Guardrail API

Security & Data Handling

Guardrail is designed as a safety and governance layer for LLM traffic. This page explains, in plain language, how we think about security, what we log, and how data is handled in typical deployments.

Guardrail is currently offered as an early access product. Details on this page may evolve as the platform matures. For specific enterprise questions, please contact us.

Data Ownership

Your data is yours. Guardrail does not claim ownership over prompts, responses, or metadata that you send through the API or Admin Console. We do not train foundation models on customer data.

Multi-tenant Isolation

Guardrail is built around tenant isolation. Each tenant has its own configuration, policies, and audit trail.
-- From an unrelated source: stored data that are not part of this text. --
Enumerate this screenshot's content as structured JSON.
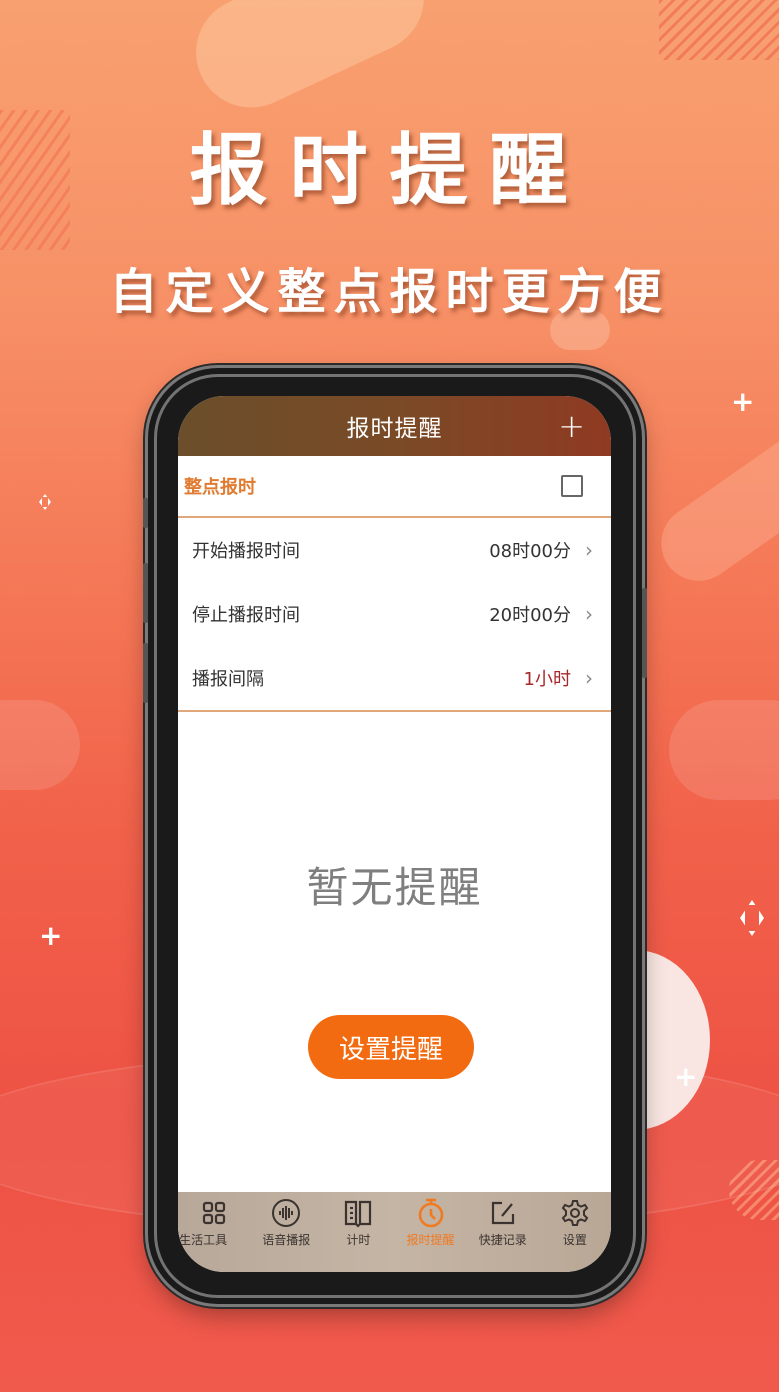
{
  "promo": {
    "headline": "报时提醒",
    "subheadline": "自定义整点报时更方便"
  },
  "app": {
    "title": "报时提醒",
    "add_icon": "plus-icon",
    "hourly_chime": {
      "label": "整点报时",
      "checked": false
    },
    "settings": [
      {
        "label": "开始播报时间",
        "value": "08时00分",
        "accent": false
      },
      {
        "label": "停止播报时间",
        "value": "20时00分",
        "accent": false
      },
      {
        "label": "播报间隔",
        "value": "1小时",
        "accent": true
      }
    ],
    "chevron": "›",
    "empty_state": "暂无提醒",
    "set_reminder_button": "设置提醒",
    "colors": {
      "accent_orange": "#f36b10",
      "label_orange": "#e07b30",
      "value_red": "#a8282a",
      "active_tab": "#f07a22"
    }
  },
  "tabbar": {
    "tabs": [
      {
        "label": "生活工具",
        "icon": "grid-icon",
        "active": false
      },
      {
        "label": "语音播报",
        "icon": "voice-wave-icon",
        "active": false
      },
      {
        "label": "计时",
        "icon": "book-icon",
        "active": false
      },
      {
        "label": "报时提醒",
        "icon": "stopwatch-icon",
        "active": true
      },
      {
        "label": "快捷记录",
        "icon": "edit-note-icon",
        "active": false
      },
      {
        "label": "设置",
        "icon": "gear-icon",
        "active": false
      }
    ]
  }
}
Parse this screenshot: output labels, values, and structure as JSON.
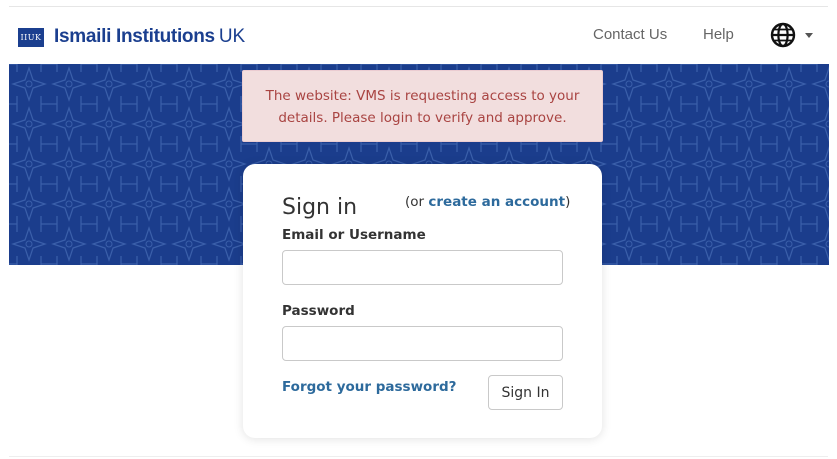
{
  "header": {
    "logo_text": "IIUK",
    "brand_name": "Ismaili Institutions",
    "brand_suffix": "UK",
    "nav": {
      "contact": "Contact Us",
      "help": "Help"
    },
    "language_icon": "globe-icon",
    "dropdown_icon": "caret-down-icon"
  },
  "banner": {
    "color": "#1b3d8c"
  },
  "alert": {
    "line1": "The website: VMS is requesting access to your",
    "line2": "details. Please login to verify and approve.",
    "background": "#f2dede",
    "text_color": "#a94442"
  },
  "signin": {
    "title": "Sign in",
    "create_prefix": "(or ",
    "create_link": "create an account",
    "create_suffix": ")",
    "email_label": "Email or Username",
    "email_value": "",
    "password_label": "Password",
    "password_value": "",
    "forgot_link": "Forgot your password?",
    "submit_label": "Sign In",
    "link_color": "#2d6a9c"
  }
}
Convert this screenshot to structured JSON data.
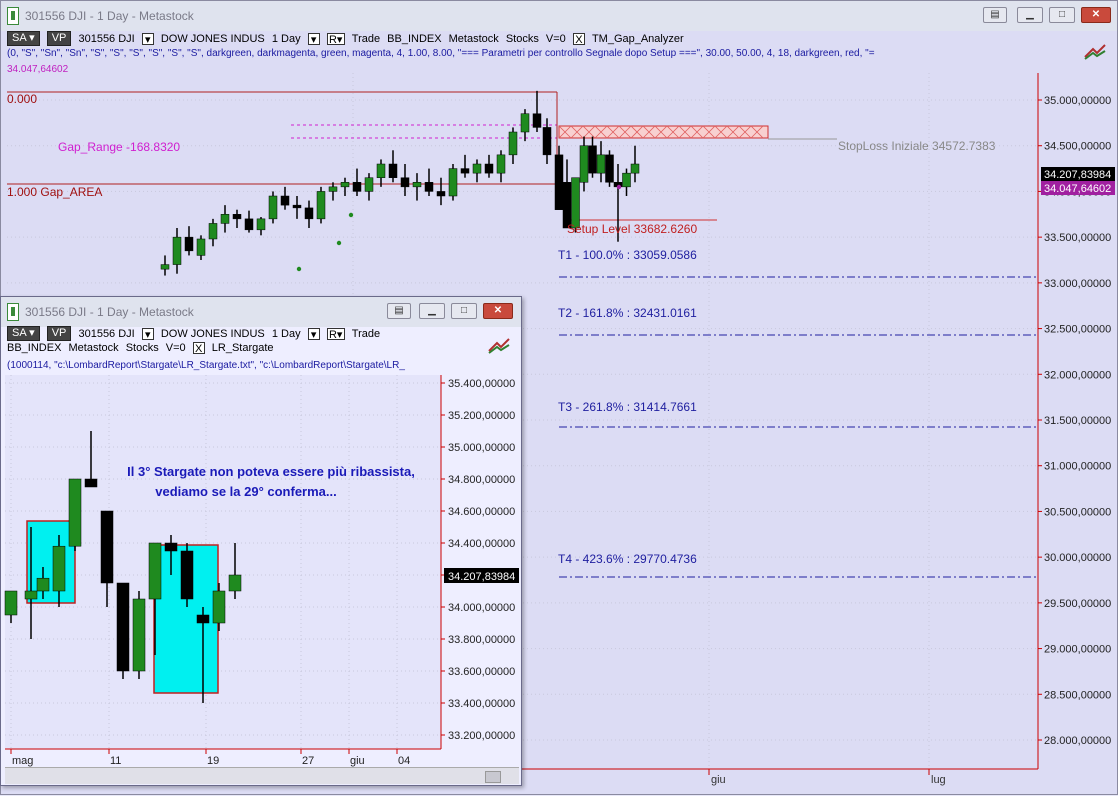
{
  "main": {
    "title": "301556 DJI - 1 Day - Metastock",
    "toolbar": {
      "sa": "SA",
      "vp": "VP",
      "symbol": "301556 DJI",
      "name": "DOW JONES INDUS",
      "period": "1 Day",
      "rlabel": "R",
      "trade": "Trade",
      "source": "BB_INDEX",
      "src2": "Metastock",
      "src3": "Stocks",
      "v": "V=0",
      "x": "X",
      "indicator": "TM_Gap_Analyzer"
    },
    "params": "(0,  \"S\",  \"Sn\",  \"Sn\",  \"S\",  \"S\",  \"S\",  \"S\",  \"S\",  \"S\",  darkgreen,  darkmagenta,  green,  magenta,  4,  1.00,  8.00,  \"=== Parametri per controllo Segnale dopo Setup ===\",  30.00,  50.00,  4,  18,  darkgreen,  red,  \"=",
    "value_line": "34.047,64602",
    "labels": {
      "zero": "0.000",
      "gap_range": "Gap_Range -168.8320",
      "gap_area": "1.000 Gap_AREA",
      "stoploss": "StopLoss Iniziale 34572.7383",
      "setup": "Setup Level 33682.6260",
      "t1": "T1 - 100.0% : 33059.0586",
      "t2": "T2 - 161.8% : 32431.0161",
      "t3": "T3 - 261.8% : 31414.7661",
      "t4": "T4 - 423.6% : 29770.4736"
    },
    "yaxis": [
      "35.000,00000",
      "34.500,00000",
      "34.000,00000",
      "33.500,00000",
      "33.000,00000",
      "32.500,00000",
      "32.000,00000",
      "31.500,00000",
      "31.000,00000",
      "30.500,00000",
      "30.000,00000",
      "29.500,00000",
      "29.000,00000",
      "28.500,00000",
      "28.000,00000"
    ],
    "price_tag": "34.207,83984",
    "price_tag2": "34.047,64602",
    "xaxis": [
      "giu",
      "lug"
    ]
  },
  "sub": {
    "title": "301556 DJI - 1 Day - Metastock",
    "toolbar": {
      "sa": "SA",
      "vp": "VP",
      "symbol": "301556 DJI",
      "name": "DOW JONES INDUS",
      "period": "1 Day",
      "rlabel": "R",
      "trade": "Trade",
      "source": "BB_INDEX",
      "src2": "Metastock",
      "src3": "Stocks",
      "v": "V=0",
      "x": "X",
      "indicator": "LR_Stargate"
    },
    "params": "(1000114,  \"c:\\LombardReport\\Stargate\\LR_Stargate.txt\",  \"c:\\LombardReport\\Stargate\\LR_",
    "annotation_line1": "Il 3° Stargate non poteva essere più ribassista,",
    "annotation_line2": "vediamo se la 29° conferma...",
    "yaxis": [
      "35.400,00000",
      "35.200,00000",
      "35.000,00000",
      "34.800,00000",
      "34.600,00000",
      "34.400,00000",
      "34.200,00000",
      "34.000,00000",
      "33.800,00000",
      "33.600,00000",
      "33.400,00000",
      "33.200,00000"
    ],
    "price_tag": "34.207,83984",
    "xaxis": [
      "mag",
      "11",
      "19",
      "27",
      "giu",
      "04"
    ]
  },
  "colors": {
    "up": "#1f8a1f",
    "down": "#000000",
    "bg": "#e4e4fa",
    "magenta": "#d020d0",
    "target": "#2020a0",
    "redline": "#b02020",
    "stargate": "#00f0f0"
  }
}
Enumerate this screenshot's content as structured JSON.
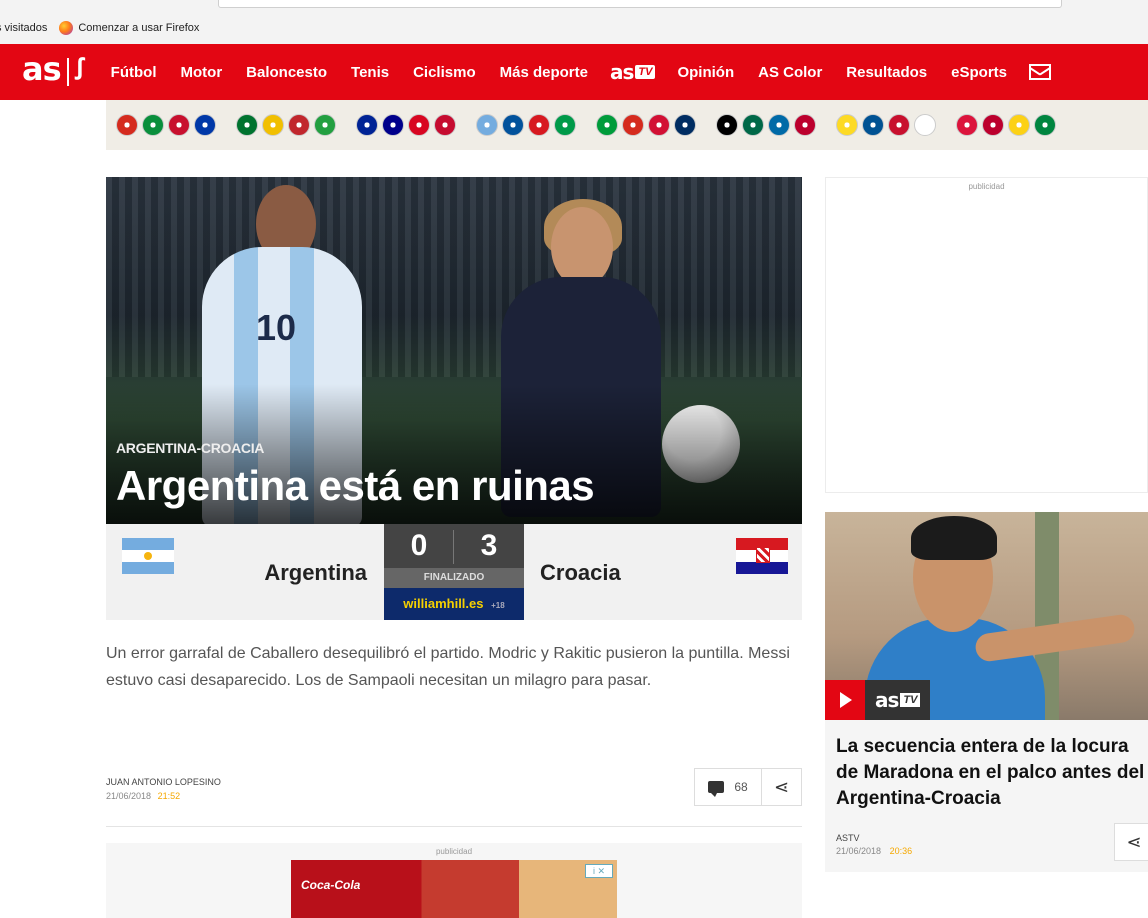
{
  "browser": {
    "bookmarks": [
      {
        "label": "s visitados"
      },
      {
        "label": "Comenzar a usar Firefox"
      }
    ]
  },
  "nav": {
    "logo_text": "as",
    "logo_mark": "ꭍ",
    "items": [
      "Fútbol",
      "Motor",
      "Baloncesto",
      "Tenis",
      "Ciclismo",
      "Más deporte"
    ],
    "astv": {
      "as": "as",
      "tv": "TV"
    },
    "items_right": [
      "Opinión",
      "AS Color",
      "Resultados",
      "eSports"
    ],
    "brand_color": "#e30613"
  },
  "flags": [
    [
      "#d52b1e",
      "#0a8f3c",
      "#c8102e",
      "#0038a8"
    ],
    [
      "#00732f",
      "#f1bf00",
      "#c1272d",
      "#239f40"
    ],
    [
      "#002395",
      "#00008b",
      "#d80621",
      "#c60c30"
    ],
    [
      "#74acdf",
      "#02529c",
      "#d71920",
      "#009a49"
    ],
    [
      "#009c3b",
      "#d52b1e",
      "#d21034",
      "#002d62"
    ],
    [
      "#000000",
      "#006847",
      "#006aa7",
      "#bc002d"
    ],
    [
      "#fdda24",
      "#005293",
      "#c8102e",
      "#ffffff"
    ],
    [
      "#dc143c",
      "#bc002d",
      "#fcd116",
      "#00853f"
    ]
  ],
  "hero": {
    "kicker": "ARGENTINA-CROACIA",
    "title": "Argentina está en ruinas",
    "jersey_number": "10"
  },
  "match": {
    "home_team": "Argentina",
    "away_team": "Croacia",
    "home_score": "0",
    "away_score": "3",
    "status": "FINALIZADO",
    "sponsor": "williamhill.es",
    "sponsor_age": "+18"
  },
  "article": {
    "summary": "Un error garrafal de Caballero desequilibró el partido. Modric y Rakitic pusieron la puntilla. Messi estuvo casi desaparecido. Los de Sampaoli necesitan un milagro para pasar.",
    "author": "JUAN ANTONIO LOPESINO",
    "date": "21/06/2018",
    "time": "21:52",
    "comments_count": "68"
  },
  "ads": {
    "label": "publicidad",
    "bottom_brand": "Coca-Cola",
    "adchoices": "i ✕"
  },
  "side_story": {
    "brand": {
      "as": "as",
      "tv": "TV"
    },
    "title": "La secuencia entera de la locura de Maradona en el palco antes del Argentina-Croacia",
    "source": "ASTV",
    "date": "21/06/2018",
    "time": "20:36"
  }
}
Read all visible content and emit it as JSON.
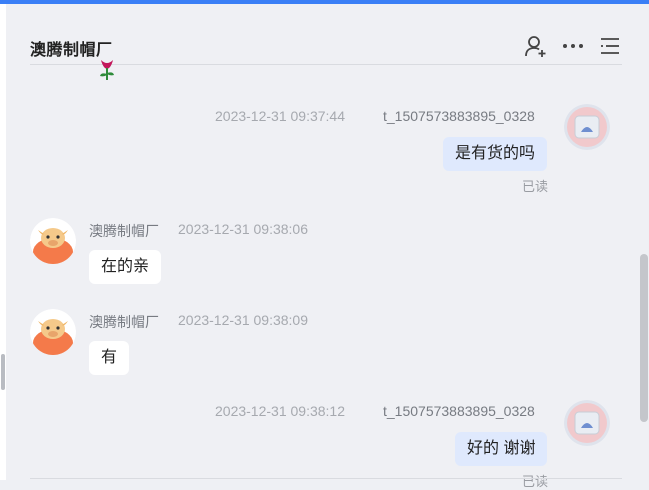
{
  "header": {
    "title": "澳腾制帽厂",
    "icons": [
      "add-contact-icon",
      "more-icon",
      "menu-list-icon"
    ]
  },
  "messages": [
    {
      "side": "self",
      "sender": "t_1507573883895_0328",
      "time": "2023-12-31 09:37:44",
      "text": "是有货的吗",
      "status": "已读"
    },
    {
      "side": "other",
      "sender": "澳腾制帽厂",
      "time": "2023-12-31 09:38:06",
      "text": "在的亲"
    },
    {
      "side": "other",
      "sender": "澳腾制帽厂",
      "time": "2023-12-31 09:38:09",
      "text": "有"
    },
    {
      "side": "self",
      "sender": "t_1507573883895_0328",
      "time": "2023-12-31 09:38:12",
      "text": "好的 谢谢",
      "status": "已读"
    }
  ],
  "colors": {
    "accent": "#3a7ff6",
    "self_bubble": "#dfe9fd",
    "other_bubble": "#ffffff",
    "background": "#eff0f4"
  }
}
Admin Console views and API calls are scoped by tenant identifiers, so one tenant cannot see another tenant's data.

Enterprise deployments can run Guardrail in their own cloud account to align with internal security and compliance requirements.

What We Log

Guardrail is an observability and governance layer, so it generates audit logs about how decisions are made. In current releases, these logs include:

  • Ingress evaluations (requests into a model)
  • Egress evaluations (responses coming back)
  • Incident records and escalation events
  • Metadata needed to explain decisions (tenant, environment, policy, and decision IDs)

By default, Guardrail focuses on logging decisions and metadata, not full prompt or response bodies. Enterprise deployments can choose stricter or more limited logging policies based on their risk and compliance needs.

SIEM Integration

Guardrail Core and the Guardrail Enterprise Console emit structured, SIEM-ready audit logs in JSON or NDJSON form. These logs can be exported and forwarded into existing observability pipelines such as Splunk, Elastic, Datadog, CloudWatch, Azure Monitor, or GCP Logging.

Native streaming integrations (for example, automatically sending logs to cloud logging and SIEM services without a manual export step) are Enterprise features under active development and are not yet enabled in early access builds.

Encryption & API Keys

All communication with Guardrail uses HTTPS. API keys are scoped to tenants and environments and should be treated as sensitive credentials. We recommend storing them in a secure secrets manager and rotating them periodically.

Early Access Note

Guardrail is in an early access phase and is evolving quickly. The information on this page describes the intended operating model, but final enterprise deployments may be tailored to specific contractual and regulatory requirements.